Soal isu yang dibawa oleh Partai Buruh dalam demonstrasi besok, Said Iqbal menyatakan diantaranya adalah menuntut kesetaraan perempuan khususnya upah di sektor buruh, petani, nelayan, dan guru serta menyuarakan dukungan kepada korban kekerasan seksual dan korban Kekerasan Dalam Rumah Tangga atau KDRT.
"Terkait isu yang dibawa adalah satu kesempatan untuk perempuan di berbagai sektor buruh, petani, nelayan, guru, ya, kerja informal. Kemudian juga ibu rumah tangga. Intinya kesetaraan kesempatan tidak ada lagi kekerasan, tidak ada lagi KDRT tidak ada lagi sexual harrasment, upah yang sama", ujarnya.
Soal Perpu Cipta Kerja dan RUU PPRT
Selain itu, dia juga menyatakan pihaknya akan kembali mengusung isu soal lambatnya pengesahan Rancangan Undang Undang Perlindungan Pekerja Rumah Tangga (RUU PPRT) oleh DPR dan pencabutan Perpu Cipta Kerja oleh pemerintah. Dia menyatakan pihaknya akan melakukan aksi long march dari Bandung ke Jakarta sembari menyebarkan petisi penolakan Perpu Cipta Kerja dan menekan agar DPR segera mengesahkan RUU PPRT dilakukan.
"Dalam long march itu kita akan bagikan sebaran-sebaran untuk perjuangan perempuan salah satunya termasuk menolak omnibus law dan pengesahan RUU PPRT. Selain memberikan selebaran-lebaran dalam long march dan juga membuat petisi menandatangani petisi yang akan diserahkan ke presiden kepemimpinan DPR agar menolak omnibus law cipta kerja dan mengesahkan RUU PPRT," kata dia.

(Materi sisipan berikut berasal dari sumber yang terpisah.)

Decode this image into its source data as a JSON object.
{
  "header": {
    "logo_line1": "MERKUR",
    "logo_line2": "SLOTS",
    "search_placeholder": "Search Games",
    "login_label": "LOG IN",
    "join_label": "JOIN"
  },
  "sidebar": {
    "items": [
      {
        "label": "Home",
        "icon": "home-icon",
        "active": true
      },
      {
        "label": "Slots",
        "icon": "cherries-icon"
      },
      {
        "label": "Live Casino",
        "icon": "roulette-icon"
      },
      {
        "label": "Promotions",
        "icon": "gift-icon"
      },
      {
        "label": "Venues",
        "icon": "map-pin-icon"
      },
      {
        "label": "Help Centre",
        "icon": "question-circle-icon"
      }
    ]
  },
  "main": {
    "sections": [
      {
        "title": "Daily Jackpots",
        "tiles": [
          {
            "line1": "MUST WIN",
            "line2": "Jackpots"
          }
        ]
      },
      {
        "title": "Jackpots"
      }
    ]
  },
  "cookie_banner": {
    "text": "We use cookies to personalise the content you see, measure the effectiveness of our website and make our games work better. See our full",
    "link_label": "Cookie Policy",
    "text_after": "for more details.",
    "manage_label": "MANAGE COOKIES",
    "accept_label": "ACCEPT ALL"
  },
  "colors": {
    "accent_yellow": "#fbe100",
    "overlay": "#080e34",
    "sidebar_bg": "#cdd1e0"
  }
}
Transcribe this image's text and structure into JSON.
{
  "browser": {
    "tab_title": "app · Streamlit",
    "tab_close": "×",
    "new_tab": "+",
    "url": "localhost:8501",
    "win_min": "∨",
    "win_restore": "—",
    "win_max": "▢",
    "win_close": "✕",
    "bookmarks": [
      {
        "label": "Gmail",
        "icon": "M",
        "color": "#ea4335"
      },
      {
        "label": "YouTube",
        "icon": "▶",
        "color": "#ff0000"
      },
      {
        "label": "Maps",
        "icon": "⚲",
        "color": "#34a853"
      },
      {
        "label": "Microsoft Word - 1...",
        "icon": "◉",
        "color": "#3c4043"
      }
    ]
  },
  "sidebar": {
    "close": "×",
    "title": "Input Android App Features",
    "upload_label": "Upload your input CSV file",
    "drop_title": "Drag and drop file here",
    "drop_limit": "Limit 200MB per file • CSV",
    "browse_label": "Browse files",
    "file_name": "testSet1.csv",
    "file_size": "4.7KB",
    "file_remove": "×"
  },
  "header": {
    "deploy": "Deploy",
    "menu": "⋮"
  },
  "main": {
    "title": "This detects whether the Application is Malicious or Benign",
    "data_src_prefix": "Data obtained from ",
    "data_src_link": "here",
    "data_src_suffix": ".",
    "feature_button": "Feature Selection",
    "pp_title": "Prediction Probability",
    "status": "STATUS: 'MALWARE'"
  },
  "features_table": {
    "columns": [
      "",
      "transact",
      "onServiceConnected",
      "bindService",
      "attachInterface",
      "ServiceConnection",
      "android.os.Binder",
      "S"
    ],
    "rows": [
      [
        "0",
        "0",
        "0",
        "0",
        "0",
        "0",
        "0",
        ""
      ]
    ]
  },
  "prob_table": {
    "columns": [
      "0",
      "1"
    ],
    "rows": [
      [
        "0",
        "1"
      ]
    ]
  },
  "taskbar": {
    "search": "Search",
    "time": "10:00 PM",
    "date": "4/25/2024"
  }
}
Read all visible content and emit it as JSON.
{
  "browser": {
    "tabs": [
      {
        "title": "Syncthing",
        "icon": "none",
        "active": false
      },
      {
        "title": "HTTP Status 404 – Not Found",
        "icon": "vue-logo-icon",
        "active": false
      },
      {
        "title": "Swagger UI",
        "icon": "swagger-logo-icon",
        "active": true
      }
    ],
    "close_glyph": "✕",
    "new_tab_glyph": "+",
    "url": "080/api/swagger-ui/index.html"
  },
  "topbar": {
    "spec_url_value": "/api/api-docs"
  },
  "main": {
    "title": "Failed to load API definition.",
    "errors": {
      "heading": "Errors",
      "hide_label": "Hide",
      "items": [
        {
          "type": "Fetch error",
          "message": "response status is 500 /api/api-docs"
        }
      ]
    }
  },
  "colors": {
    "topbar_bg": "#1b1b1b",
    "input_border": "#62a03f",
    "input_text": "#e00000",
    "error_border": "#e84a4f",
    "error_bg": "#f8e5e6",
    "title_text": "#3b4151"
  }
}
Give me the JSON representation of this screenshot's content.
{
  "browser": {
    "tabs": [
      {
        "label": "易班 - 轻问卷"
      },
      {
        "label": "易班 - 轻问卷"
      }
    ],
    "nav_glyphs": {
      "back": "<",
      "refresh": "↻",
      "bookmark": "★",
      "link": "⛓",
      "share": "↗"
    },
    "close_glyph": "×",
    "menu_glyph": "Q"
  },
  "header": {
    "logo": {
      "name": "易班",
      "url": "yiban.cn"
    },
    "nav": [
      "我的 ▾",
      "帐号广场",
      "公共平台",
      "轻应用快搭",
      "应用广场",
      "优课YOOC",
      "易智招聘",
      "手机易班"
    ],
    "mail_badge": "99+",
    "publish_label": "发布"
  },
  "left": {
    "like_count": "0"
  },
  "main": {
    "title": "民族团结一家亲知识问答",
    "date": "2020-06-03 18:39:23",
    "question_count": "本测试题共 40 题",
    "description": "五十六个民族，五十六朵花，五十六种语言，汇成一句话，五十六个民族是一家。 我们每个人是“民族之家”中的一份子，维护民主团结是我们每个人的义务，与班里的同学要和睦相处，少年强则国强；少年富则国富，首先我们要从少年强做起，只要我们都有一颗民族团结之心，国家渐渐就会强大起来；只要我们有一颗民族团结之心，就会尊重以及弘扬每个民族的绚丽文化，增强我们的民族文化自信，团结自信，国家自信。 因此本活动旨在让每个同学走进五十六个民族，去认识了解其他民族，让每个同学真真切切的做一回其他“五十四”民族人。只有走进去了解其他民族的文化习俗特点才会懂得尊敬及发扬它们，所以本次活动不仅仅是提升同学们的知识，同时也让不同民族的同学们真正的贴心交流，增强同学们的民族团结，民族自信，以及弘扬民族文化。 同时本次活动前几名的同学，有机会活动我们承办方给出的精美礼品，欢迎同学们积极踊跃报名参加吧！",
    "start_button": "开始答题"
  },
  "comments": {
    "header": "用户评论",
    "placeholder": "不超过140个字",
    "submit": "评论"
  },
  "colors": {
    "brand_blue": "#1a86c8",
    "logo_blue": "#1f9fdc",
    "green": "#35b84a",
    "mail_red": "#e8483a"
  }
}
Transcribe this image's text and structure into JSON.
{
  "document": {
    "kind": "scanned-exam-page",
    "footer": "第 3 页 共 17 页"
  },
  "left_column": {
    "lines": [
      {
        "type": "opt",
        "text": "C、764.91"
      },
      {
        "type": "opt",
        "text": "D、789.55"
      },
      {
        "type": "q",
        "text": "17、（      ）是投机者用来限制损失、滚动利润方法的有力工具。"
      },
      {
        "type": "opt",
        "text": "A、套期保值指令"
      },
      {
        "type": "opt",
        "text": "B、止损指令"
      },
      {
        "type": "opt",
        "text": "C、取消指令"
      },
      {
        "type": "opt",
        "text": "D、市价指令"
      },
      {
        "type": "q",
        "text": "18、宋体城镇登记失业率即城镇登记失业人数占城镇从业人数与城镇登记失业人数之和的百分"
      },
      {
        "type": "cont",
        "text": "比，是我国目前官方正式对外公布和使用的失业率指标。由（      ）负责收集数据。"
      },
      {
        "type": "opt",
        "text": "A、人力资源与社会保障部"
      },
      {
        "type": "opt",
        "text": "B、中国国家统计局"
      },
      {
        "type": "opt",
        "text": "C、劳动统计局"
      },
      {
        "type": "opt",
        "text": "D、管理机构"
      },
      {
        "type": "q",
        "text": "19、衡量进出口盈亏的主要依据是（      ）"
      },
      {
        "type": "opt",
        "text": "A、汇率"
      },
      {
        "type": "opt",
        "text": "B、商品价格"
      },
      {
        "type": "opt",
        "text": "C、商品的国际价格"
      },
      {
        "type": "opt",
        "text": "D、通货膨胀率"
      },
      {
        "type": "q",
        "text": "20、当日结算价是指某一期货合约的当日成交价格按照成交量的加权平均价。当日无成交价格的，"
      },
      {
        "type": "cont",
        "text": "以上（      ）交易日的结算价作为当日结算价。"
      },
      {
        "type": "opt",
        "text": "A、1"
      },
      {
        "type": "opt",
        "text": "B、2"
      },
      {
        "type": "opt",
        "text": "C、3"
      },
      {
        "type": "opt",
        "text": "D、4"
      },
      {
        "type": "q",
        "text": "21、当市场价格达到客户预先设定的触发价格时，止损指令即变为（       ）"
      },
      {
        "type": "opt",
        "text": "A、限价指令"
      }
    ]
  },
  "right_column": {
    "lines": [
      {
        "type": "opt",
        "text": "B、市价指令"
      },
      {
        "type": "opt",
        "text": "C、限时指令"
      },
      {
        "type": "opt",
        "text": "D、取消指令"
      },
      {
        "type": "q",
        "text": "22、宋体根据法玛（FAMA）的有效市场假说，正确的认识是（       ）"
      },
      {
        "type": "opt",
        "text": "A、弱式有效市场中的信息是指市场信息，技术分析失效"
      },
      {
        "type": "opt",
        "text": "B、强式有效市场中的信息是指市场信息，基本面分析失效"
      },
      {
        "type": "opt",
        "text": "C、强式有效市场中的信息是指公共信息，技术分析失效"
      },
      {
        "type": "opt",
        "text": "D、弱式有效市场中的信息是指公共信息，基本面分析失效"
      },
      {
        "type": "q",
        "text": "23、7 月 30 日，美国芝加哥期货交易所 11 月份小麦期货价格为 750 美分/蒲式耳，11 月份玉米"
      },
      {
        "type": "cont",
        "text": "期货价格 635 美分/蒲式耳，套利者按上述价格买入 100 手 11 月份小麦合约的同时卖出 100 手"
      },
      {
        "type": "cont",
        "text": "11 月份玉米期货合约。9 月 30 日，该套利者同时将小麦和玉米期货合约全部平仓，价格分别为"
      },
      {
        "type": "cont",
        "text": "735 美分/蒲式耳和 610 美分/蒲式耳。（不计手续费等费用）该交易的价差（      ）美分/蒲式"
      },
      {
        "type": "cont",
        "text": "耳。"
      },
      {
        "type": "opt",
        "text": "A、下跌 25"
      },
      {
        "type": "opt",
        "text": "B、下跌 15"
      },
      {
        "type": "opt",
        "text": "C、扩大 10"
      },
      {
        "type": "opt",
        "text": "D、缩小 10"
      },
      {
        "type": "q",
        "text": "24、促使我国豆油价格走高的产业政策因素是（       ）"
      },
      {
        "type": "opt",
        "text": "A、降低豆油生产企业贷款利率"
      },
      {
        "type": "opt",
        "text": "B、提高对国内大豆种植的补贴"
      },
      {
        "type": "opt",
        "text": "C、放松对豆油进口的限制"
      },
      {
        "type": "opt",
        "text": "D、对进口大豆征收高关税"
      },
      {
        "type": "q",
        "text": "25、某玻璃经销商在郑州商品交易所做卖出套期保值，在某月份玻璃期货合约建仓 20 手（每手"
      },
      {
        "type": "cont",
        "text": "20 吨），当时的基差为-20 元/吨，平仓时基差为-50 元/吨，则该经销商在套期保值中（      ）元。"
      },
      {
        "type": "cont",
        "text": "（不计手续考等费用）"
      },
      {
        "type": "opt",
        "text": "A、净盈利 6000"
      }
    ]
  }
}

Menurut hasil sensus Badan Pusat Statistik (BPS) pada 2020 terdapat 133,54 juta orang perempuan di Indonesia atau sekitar 49,42 persen dari total penduduk. Dari jumlah tesebut, 51,79 juta perempuan menjadi pekerja di berbagai sektor. Angka itu merupakan 39,52 persen dari jumlah pekerja di Indonesia. Dari jumlah itu, sebanyak 24,38 persen diantaranya bekerja sebagai buruh, petani, peternak, nelayan hingga di perkebunan.
Pemerintah juga menyatakan bahwa dari 4,2 juta pekerja rumah tangga, 75,5 persen diantaranya adalah perempuan. Karena itu, isu soal RUU PPRT selalu menjadi topik yang hangat dalam peringatan Hari perempuan internasional setiap tahunnya. RUU PPRT itu sendiri telah mangkrak selama sekitar 18 tahun di DPR.